4. Correlation of high school attendance and availability of high schools: using administrative data or distances?
Dr Michaela Sixt (Leibniz Institute for Educational Trajectories)
The transition to secondary school system is one of the most important ones in Germany. Effects of social origin on the educational decision at that transition are multiple investigated. There is less research done on the importance of educational infrastructure. Although we have some findings, that show positive correlations.

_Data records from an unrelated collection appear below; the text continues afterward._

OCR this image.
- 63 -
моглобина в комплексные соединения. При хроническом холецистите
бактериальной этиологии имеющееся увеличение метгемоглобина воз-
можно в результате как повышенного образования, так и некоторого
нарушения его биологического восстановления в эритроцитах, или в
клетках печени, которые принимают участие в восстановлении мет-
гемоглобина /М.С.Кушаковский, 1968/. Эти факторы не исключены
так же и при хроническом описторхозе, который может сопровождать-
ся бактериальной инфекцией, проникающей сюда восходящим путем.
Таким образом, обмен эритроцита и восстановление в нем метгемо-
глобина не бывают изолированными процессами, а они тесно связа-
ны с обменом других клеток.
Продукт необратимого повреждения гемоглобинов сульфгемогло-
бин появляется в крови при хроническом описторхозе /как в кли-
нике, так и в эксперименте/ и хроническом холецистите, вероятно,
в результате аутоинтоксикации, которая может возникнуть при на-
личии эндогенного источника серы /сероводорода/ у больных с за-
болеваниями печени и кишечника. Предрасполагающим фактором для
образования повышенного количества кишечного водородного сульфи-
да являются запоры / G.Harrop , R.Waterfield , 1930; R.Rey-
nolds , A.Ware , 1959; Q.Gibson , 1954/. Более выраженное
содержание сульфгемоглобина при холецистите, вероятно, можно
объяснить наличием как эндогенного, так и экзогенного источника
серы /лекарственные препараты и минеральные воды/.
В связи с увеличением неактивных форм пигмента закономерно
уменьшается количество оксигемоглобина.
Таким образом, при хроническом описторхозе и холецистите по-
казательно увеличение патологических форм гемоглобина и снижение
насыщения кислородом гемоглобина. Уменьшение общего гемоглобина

Geipel 1965 and Peisert 1967 showed first that children in rural areas leave schools much more often without a high school degree than children in urban areas. Rural and urban areas were defined by the number of residents in a community. Henz and Maaz (1995) found in individual data of different birth cohorts a negative effect of a home place in a rural city on the probability to visit a high school. Even if this effect diminished with time, it could be still observed in the last cohort. The assumption behind: infrastructure in rural areas is less expanded than in urban areas. Therefore Sixt (2010) did a regression of the proportion of high schools on the probability of high school attendance in a multilevel approach. The expected positive correlation of school infrastructure was found. But the question is if the county level is the adequate level and the measurement of educational infrastructure on the basis of administrative borders is adequate.
In the paper at hand we will discuss this question. We ask again, if there is a correlation between high school attendance at grade 5 and availability of high schools. Theoretically we follow the arguments of the rational choice theory. There availability of high schools is a cost factor when evaluating alternative educational decisions. We use data from two waves of a regional population survey from the project „Educational Landscape of Upper Franconia“. These data allow controlling for several relevant variables measured prospective in the first wave in fall/winter 2015/16 (e. g. social origin, educational aspirations and evaluations of different educational alternatives). The choice of secondary school is surveyed at the moment in the second wave.
To investigate the question above we will use two different measurements for the availability of high schools: First, we use the proportion of high schools in relation to other schools in the county a pupil lives. Calculating a logistic regression with a multilevel approach, we expect a positive effect of the proportion of high schools in the home county. But we argue that administrative borders and infrastructure within those borders are not adequate. We argue that people probably don’t know them. What they probably know is how far away the next high school is. Following we use - second - the distance from pupil’s address to the address of the next high school. Doing a logistic regression we expect a negative correlation: the smaller the distance to the next high school the higher the probability to visit a high school. In a third step we will combine both measurements. We would like to discuss differences and challenges in using those measurements with regard to the used methods and results as well as consequences.